For decades now, the Republican Party has been honing its reputation for hostility toward the downtrodden, the poor, the disadvantaged. While a few of its leaders have tried to either shed that image or to dress it up with a more appealing facade — think George W. Bush’s “compassionate conservatism” — lately the GOP has been enthusiastically embracing its inner Ebenezer Scrooge.
Consider its all-out assault on one of the government’s most venerable programs to assist the most vulnerable, the Supplemental Nutrition Assistance Program, usually known as “food stamps.” Last month, the GOP-dominated House passed an agriculture bill that omitted funding for the food stamp program — partly because the Republican caucus disagreed over whether cuts to the program should be merely harsh or extremely severe. Congressional conservatives have said they also want to include a work requirement and mandatory drug tests for beneficiaries.
Not so long ago, hardliners sought to cloak this sort of cruelty in the language of the greater good: the need to reduce government spending. But last month’s bill didn’t even attempt that pretense: It included billions in agricultural subsidies for wealthy farming interests, including some Republican members of Congress.

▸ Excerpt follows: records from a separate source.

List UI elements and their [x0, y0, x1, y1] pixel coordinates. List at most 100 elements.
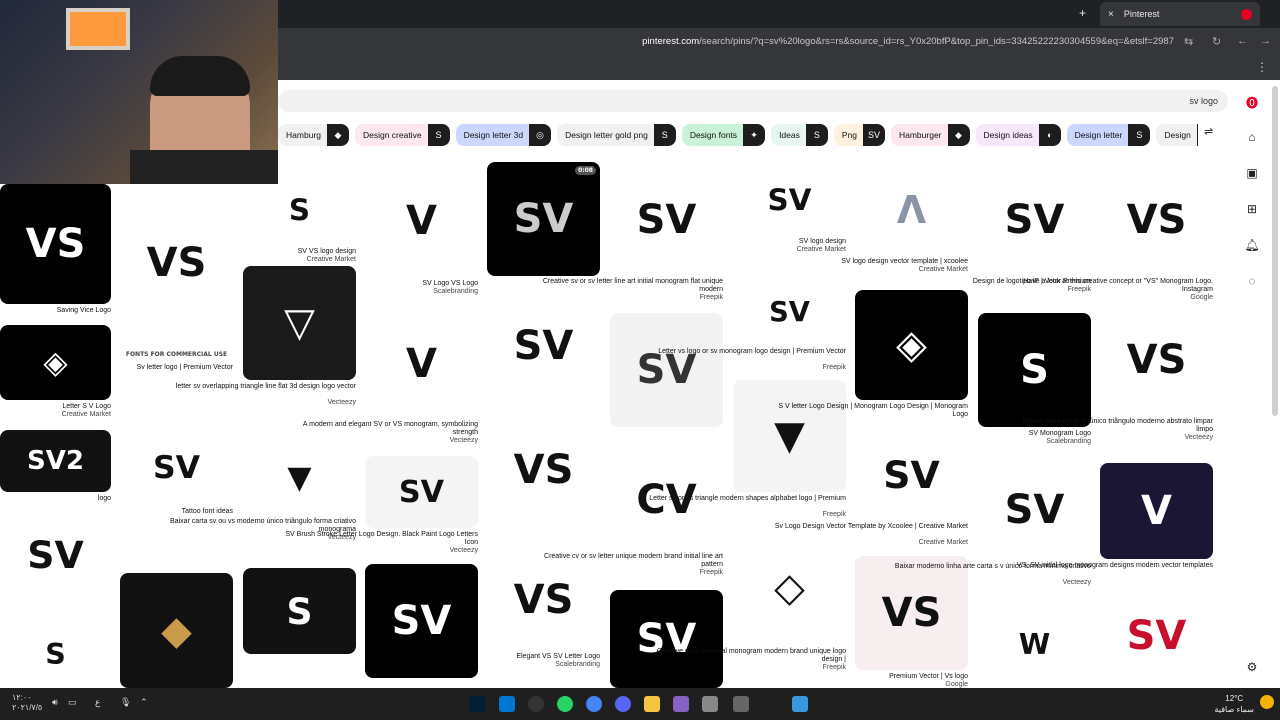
pin-title[interactable]: Creative cv or sv letter unique modern b…	[523, 553, 723, 569]
pin-title[interactable]: Sv Logo Design Vector Template by Xcoole…	[768, 523, 968, 531]
chip[interactable]: Design S	[1156, 124, 1198, 146]
pin-image[interactable]: SV	[610, 165, 723, 275]
pin-title[interactable]: Creative sv or sv letter line art initia…	[523, 278, 723, 294]
chrome-icon[interactable]	[586, 696, 602, 712]
pin-image[interactable]: V	[365, 165, 478, 277]
pin-image[interactable]: SV	[365, 456, 478, 528]
settings-icon[interactable]: ⚙	[1244, 660, 1260, 676]
url-field[interactable]: pinterest.com/search/pins/?q=sv%20logo&r…	[642, 36, 1174, 47]
chip[interactable]: Ideas S	[771, 124, 828, 146]
chip[interactable]: Png SV	[833, 124, 885, 146]
pin-image[interactable]: SV	[0, 510, 111, 600]
close-icon[interactable]: ×	[1108, 9, 1114, 20]
pin-title[interactable]: Tattoo font ideas	[33, 508, 233, 516]
pin-title[interactable]: Have a look at this creative concept or …	[1013, 278, 1213, 294]
pin-image[interactable]: V	[1100, 463, 1213, 559]
pin-title[interactable]: S V letter Logo Design | Monogram Logo D…	[768, 403, 968, 419]
pin-image[interactable]: S	[243, 568, 356, 654]
pin-image[interactable]: SV	[487, 296, 600, 396]
pin-title[interactable]: logo	[0, 495, 111, 503]
pin-image[interactable]: SV	[733, 280, 846, 345]
pin-image[interactable]: W	[978, 610, 1091, 678]
pin-source[interactable]: Google	[1013, 294, 1213, 301]
tab-pinterest[interactable]: × Pinterest	[1100, 2, 1260, 26]
pin-image[interactable]: SV	[733, 165, 846, 235]
pin-image[interactable]: ᐱ	[855, 165, 968, 255]
pin-image[interactable]: ◇	[733, 530, 846, 645]
volume-icon[interactable]: 🔊︎	[52, 697, 58, 708]
chip[interactable]: Design letter gold png S	[557, 124, 676, 146]
pin-title[interactable]: SV VS logo design	[156, 248, 356, 256]
pin-source[interactable]: Google	[768, 681, 968, 688]
pin-source[interactable]: Freepik	[646, 511, 846, 518]
pin-image[interactable]: VS	[487, 420, 600, 520]
pin-source[interactable]: Vecteezy	[278, 547, 478, 554]
pin-source[interactable]: Creative Market	[156, 256, 356, 263]
windows-start-icon[interactable]	[792, 696, 808, 712]
pin-image[interactable]	[243, 666, 356, 688]
pin-title[interactable]: Letter sv or vs triangle modern shapes a…	[646, 495, 846, 503]
pin-image[interactable]: SV	[1100, 586, 1213, 686]
weather-widget[interactable]: 12°C سماء صافية	[1214, 693, 1254, 715]
pin-image[interactable]: SV	[610, 590, 723, 688]
pin-image[interactable]: SV	[978, 165, 1091, 275]
app-icon[interactable]	[702, 696, 718, 712]
pin-source[interactable]: Vecteezy	[278, 437, 478, 444]
pin-source[interactable]: Freepik	[646, 664, 846, 671]
explorer-window-icon[interactable]	[499, 696, 515, 712]
pinterest-logo-icon[interactable]: ⓿	[1244, 94, 1260, 110]
pin-source[interactable]: Freepik	[523, 294, 723, 301]
pin-title[interactable]: SV logo design	[646, 238, 846, 246]
pin-image[interactable]: FONTS FOR COMMERCIAL USE	[120, 347, 233, 361]
pin-source[interactable]: Freepik	[646, 364, 846, 371]
pin-image[interactable]: SV	[120, 430, 233, 505]
obs-icon[interactable]	[528, 696, 544, 712]
reload-icon[interactable]: ↻	[1212, 35, 1221, 48]
home-icon[interactable]: ⌂	[1244, 130, 1260, 146]
chip[interactable]: Hamburg ◆	[278, 124, 349, 146]
pin-image[interactable]: SV	[978, 460, 1091, 560]
copilot-icon[interactable]	[673, 696, 689, 712]
chip[interactable]: Design fonts ✦	[681, 124, 766, 146]
chip[interactable]: Design ideas ◐	[975, 124, 1061, 146]
pin-title[interactable]: Premium Vector | Vs logo	[768, 673, 968, 681]
pin-title[interactable]: letter sv overlapping triangle line flat…	[156, 383, 356, 391]
pin-source[interactable]: Scalebranding	[278, 288, 478, 295]
pin-source[interactable]: Vecteezy	[156, 399, 356, 406]
forward-icon[interactable]: →	[1260, 35, 1271, 47]
language-indicator[interactable]: ع	[95, 697, 100, 708]
pin-image[interactable]: ▼	[243, 440, 356, 515]
new-tab-button[interactable]: +	[1079, 6, 1086, 20]
scrollbar[interactable]	[1272, 86, 1278, 416]
back-icon[interactable]: ←	[1237, 35, 1248, 47]
photoshop-icon[interactable]	[470, 696, 486, 712]
pin-source[interactable]: Scalebranding	[400, 661, 600, 668]
messages-icon[interactable]: ◌	[1244, 274, 1260, 290]
pin-image[interactable]: V	[365, 310, 478, 418]
pin-source[interactable]: Vecteezy	[891, 579, 1091, 586]
taskview-icon[interactable]	[733, 696, 749, 712]
pin-title[interactable]: Elegant VS SV Letter Logo	[400, 653, 600, 661]
pin-image[interactable]: ▼	[733, 380, 846, 492]
pin-title[interactable]: Sv letter logo | Premium Vector	[33, 364, 233, 372]
pin-image[interactable]: ◈	[0, 325, 111, 400]
discord-icon[interactable]	[615, 696, 631, 712]
pin-title[interactable]: Letter S V Logo	[0, 403, 111, 411]
chip[interactable]: Design letter 3d ◎	[455, 124, 552, 146]
folder-icon[interactable]	[644, 696, 660, 712]
chip[interactable]: Hamburger ◆	[890, 124, 970, 146]
create-icon[interactable]: ⊞	[1244, 202, 1260, 218]
pin-title[interactable]: SV logo design vector template | xcoolee	[768, 258, 968, 266]
clock[interactable]: ١٢:٠٠ ٢٠٢١/٧/٥	[12, 693, 42, 713]
pin-image[interactable]: VS	[855, 556, 968, 670]
pin-title[interactable]: SV Logo VS Logo	[278, 280, 478, 288]
pin-title[interactable]: VS, SV initial logo monogram designs mod…	[1013, 562, 1213, 570]
pin-title[interactable]: Saving Vice Logo	[0, 307, 111, 315]
explore-icon[interactable]: ▣	[1244, 166, 1260, 182]
network-icon[interactable]: ▭	[68, 697, 77, 708]
pin-source[interactable]: Vecteezy	[1013, 434, 1213, 441]
pin-image[interactable]: SV2	[0, 430, 111, 492]
pin-source[interactable]: Creative Market	[768, 266, 968, 273]
chip[interactable]: Design letter S	[1066, 124, 1151, 146]
pin-image[interactable]: VS	[1100, 165, 1213, 275]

It was the first time since 1973 that the House of Representatives omitted the food stamp program from the farm bill.
“It sounds to me like we’re in a downright mean time,” said Bill Bolling, founder and executive director of the Atlanta Community Food Bank, which procured and distributed 45 million pounds of donated food and groceries in the last year. He said that his agency has doubled its distribution over the last four years, since the Great Recession devastated household incomes.
The profile of his client base has changed, too, over the last four years, he said. About 20 percent of beneficiaries report that this is the first time they’ve ever asked for assistance from government or charitable programs. Among them are people who once belonged to the secure middle class; some were formerly donors or volunteers at the food bank.
Moreover, Bolling said, about half the people who seek food assistance have jobs.
“They’re keeping their part of the social contract. They are getting up every day and going to a job, maybe two jobs. If a man gets up and goes to work every day, I don’t care what his job is, he ought to be able to feed his family,” he said.